Personal life
- Born: 8 August 1896 (unconfirmed) Sylhet District, North-East Frontier, British India (present day Sylhet Division, Bangladesh)
- Died: 3 May 2025 (claimed age 128) Varanasi, Uttar Pradesh, India
- Occupation: Yoga teacher
- Honours: Padma Shri

Religious life
- Religion: Hinduism

= Sivananda (yoga teacher) =

Indian yoga teacher (died 2025)

Sivananda (died 3 May 2025), also known as Swami Sivananda, was an Indian yoga teacher, who claimed to have been born on 8 August 1896 (not verified) in Sylhet District of Bengal Presidency of British India. On 21 March 2022, he was awarded Padma Shri by the Government of India.

== Biography ==
Sivananda was alleged to have been born on 8 August 1896, although this has not been independently verified.
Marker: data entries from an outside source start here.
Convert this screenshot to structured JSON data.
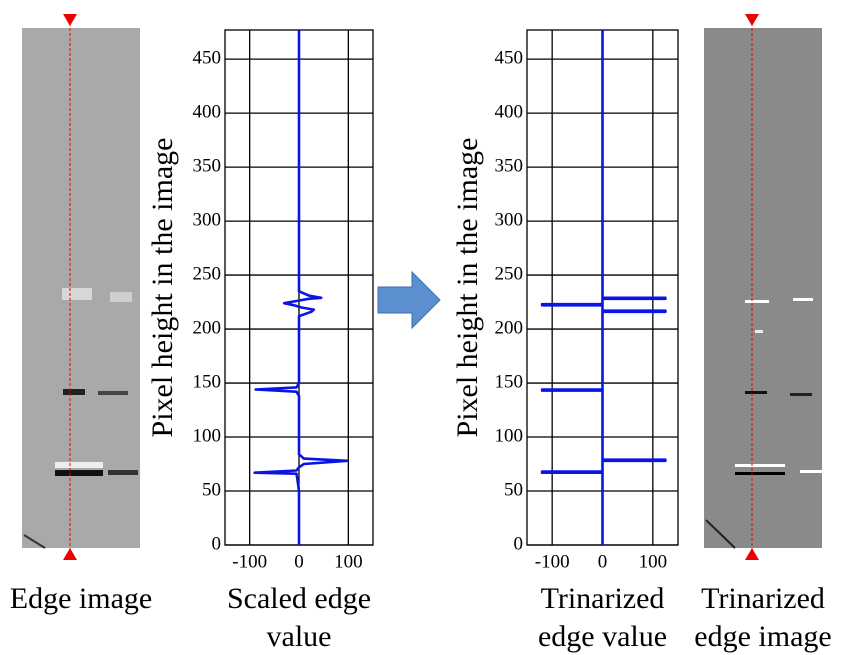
{
  "chart_data": [
    {
      "type": "line",
      "ylabel": "Pixel height in the image",
      "xlabel": [
        "Scaled edge",
        "value"
      ],
      "xlim": [
        -150,
        150
      ],
      "ylim": [
        0,
        477
      ],
      "xticks": [
        -100,
        0,
        100
      ],
      "yticks": [
        0,
        50,
        100,
        150,
        200,
        250,
        300,
        350,
        400,
        450
      ],
      "grid": true,
      "color": "#0a14e6",
      "y": [
        0,
        50,
        60,
        66,
        67,
        69,
        72,
        75,
        78,
        80,
        84,
        100,
        138,
        142,
        144,
        146,
        150,
        200,
        212,
        216,
        218,
        220,
        222,
        224,
        226,
        228,
        229,
        231,
        235,
        300,
        400,
        477
      ],
      "values": [
        0,
        0,
        -3,
        -5,
        -90,
        -5,
        0,
        10,
        98,
        10,
        0,
        0,
        0,
        -5,
        -88,
        -5,
        0,
        0,
        0,
        25,
        30,
        5,
        -10,
        -30,
        -5,
        20,
        45,
        20,
        0,
        0,
        0,
        0
      ]
    },
    {
      "type": "line",
      "ylabel": "Pixel height in the image",
      "xlabel": [
        "Trinarized",
        "edge value"
      ],
      "xlim": [
        -150,
        150
      ],
      "ylim": [
        0,
        477
      ],
      "xticks": [
        -100,
        0,
        100
      ],
      "yticks": [
        0,
        50,
        100,
        150,
        200,
        250,
        300,
        350,
        400,
        450
      ],
      "grid": true,
      "color": "#0a14e6",
      "y": [
        0,
        67,
        67,
        68,
        68,
        78,
        78,
        79,
        79,
        143,
        143,
        144,
        144,
        216,
        216,
        217,
        217,
        222,
        222,
        223,
        223,
        228,
        228,
        229,
        229,
        477
      ],
      "values": [
        0,
        0,
        -120,
        -120,
        0,
        0,
        125,
        125,
        0,
        0,
        -120,
        -120,
        0,
        0,
        125,
        125,
        0,
        0,
        -120,
        -120,
        0,
        0,
        125,
        125,
        0,
        0
      ]
    }
  ],
  "images": [
    {
      "caption": [
        "Edge image"
      ]
    },
    {
      "caption": [
        "Trinarized",
        "edge image"
      ]
    }
  ]
}
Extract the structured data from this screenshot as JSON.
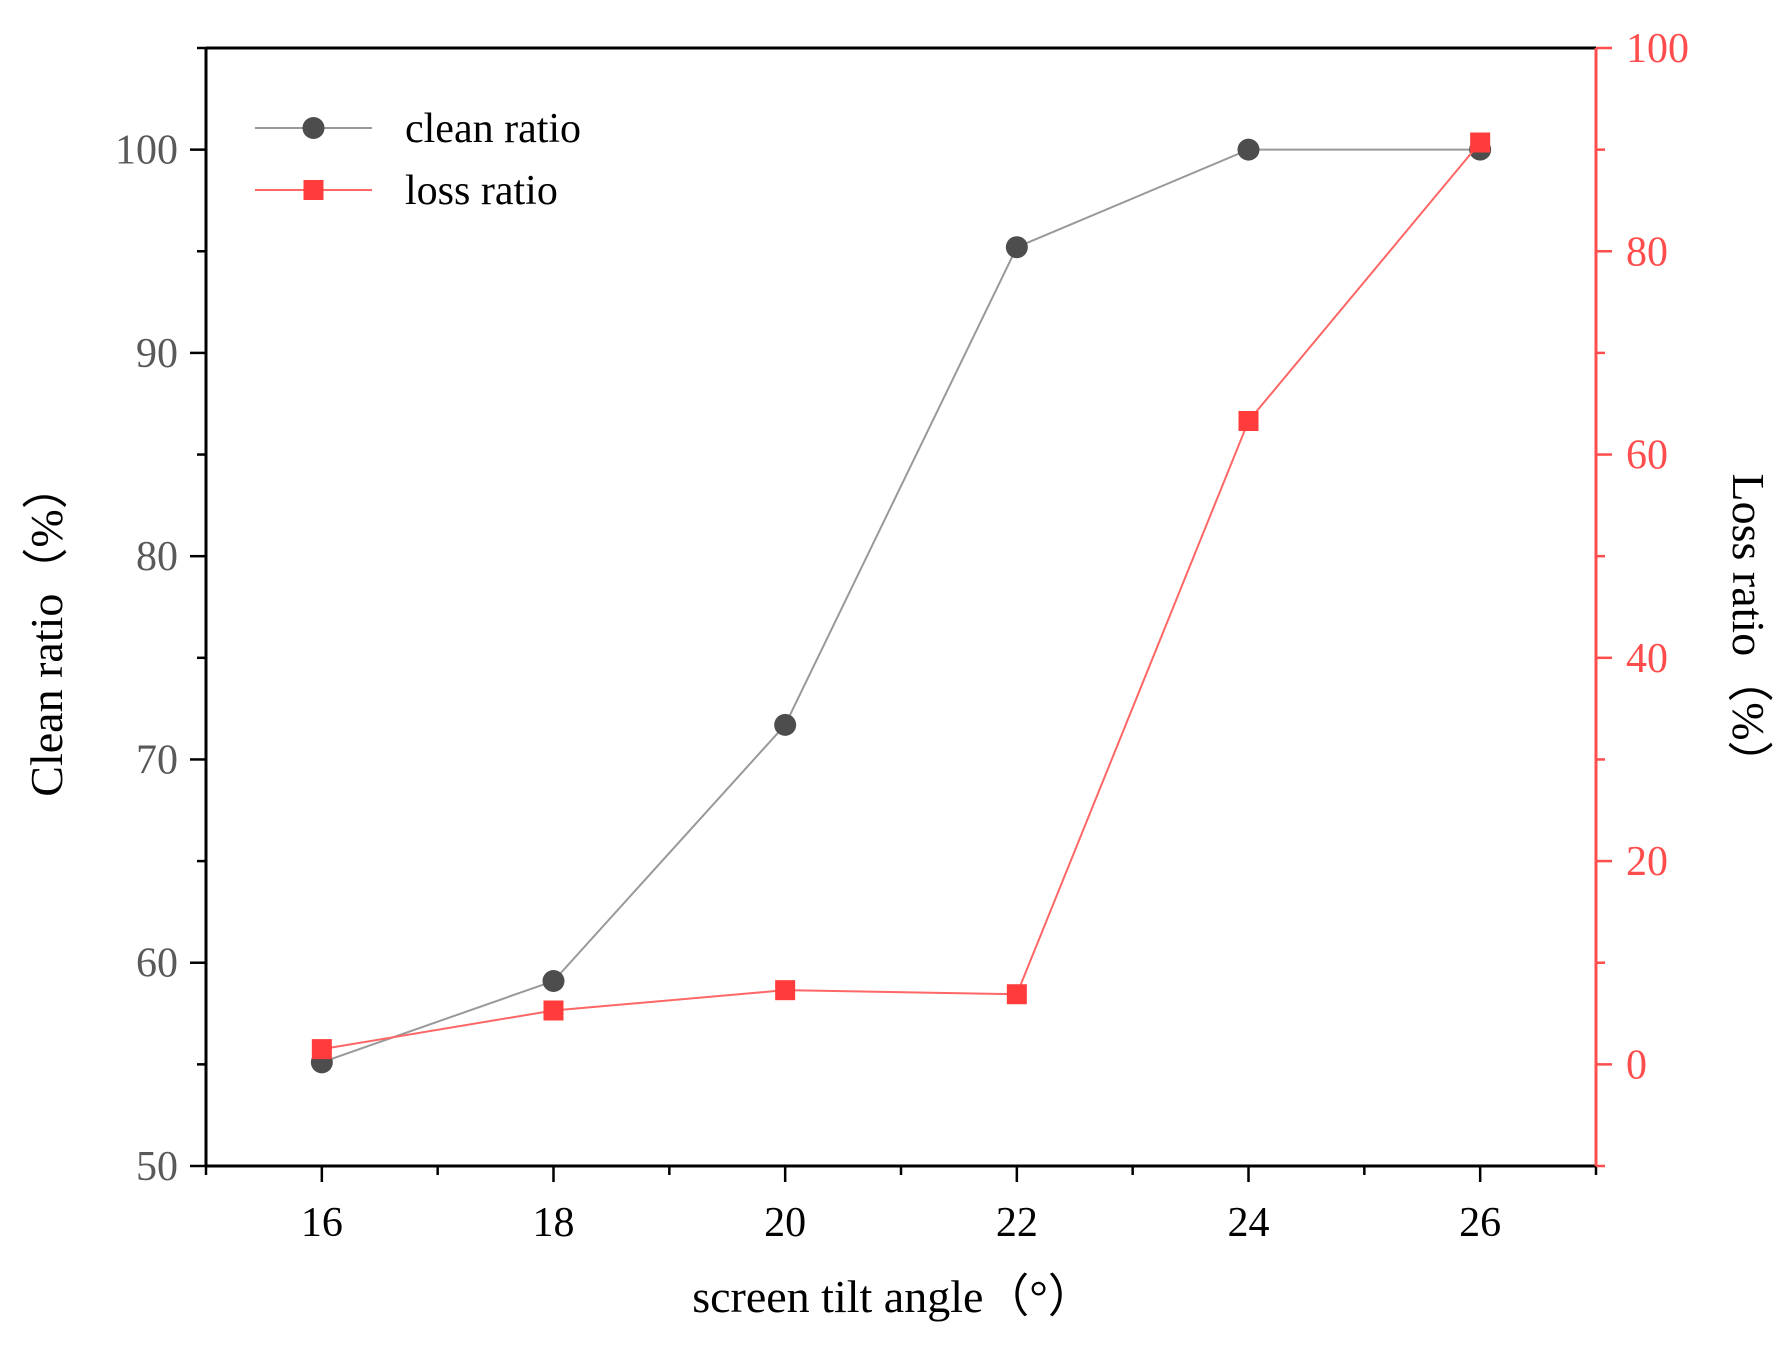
{
  "chart_data": {
    "type": "line",
    "title": "",
    "xlabel": "screen tilt angle（°）",
    "ylabel_left": "Clean ratio（%）",
    "ylabel_right": "Loss ratio（%）",
    "xlim": [
      15,
      27
    ],
    "ylim_left": [
      50,
      105
    ],
    "ylim_right": [
      -10,
      100
    ],
    "x_ticks": [
      16,
      18,
      20,
      22,
      24,
      26
    ],
    "y_ticks_left": [
      50,
      60,
      70,
      80,
      90,
      100
    ],
    "y_ticks_right": [
      0,
      20,
      40,
      60,
      80,
      100
    ],
    "grid": false,
    "legend_position": "top-left",
    "x": [
      16,
      18,
      20,
      22,
      24,
      26
    ],
    "series": [
      {
        "name": "clean ratio",
        "axis": "left",
        "marker": "circle",
        "color": "#4d4d4d",
        "line_color": "#999999",
        "values": [
          55.1,
          59.1,
          71.7,
          95.2,
          100,
          100
        ]
      },
      {
        "name": "loss ratio",
        "axis": "right",
        "marker": "square",
        "color": "#ff3b3b",
        "line_color": "#ff6666",
        "values": [
          1.5,
          5.3,
          7.3,
          6.9,
          63.3,
          90.7
        ]
      }
    ],
    "colors": {
      "left_axis": "#000000",
      "left_tick_labels": "#595959",
      "right_axis": "#ff4d4d",
      "right_tick_labels": "#ff4d4d"
    }
  }
}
He was born in Sylhet District of Bengal Presidency of British India (present-day Sylhet Division of Bangladesh).

His parents lived in extreme poverty and had to beg for their living. His sister, mother, and father all died within a month of each other when he was just six years old. Then he travelled to Kashi from Bengal and began serving there. Swami Sivananda mastered yoga and meditation after receiving his education from Guru Omkarananda.

For over three decades, he taught yoga on the banks of the river Ganga in Varanasi. Over fifty years he served 400–600 beggars affected by leprosy. He arranged food, fruits, clothes, winter garments, blankets, mosquito nets, and cooking utensils for their needs. He also promoted Yoga.

Sivananda was a vegetarian. He called fruit and milk fancy food and avoided eating them, instead preferring lentils and rice.

Sivananda died on 3 May 2025. The Hindustan Times gave his age as 128.

== Awards ==
Sivananda was the recipient of several awards including the Yoga Ratna Award, the Basundhara Ratan Award (2019). On 21 March 2022, he was awarded Padma Shri by the Government of India.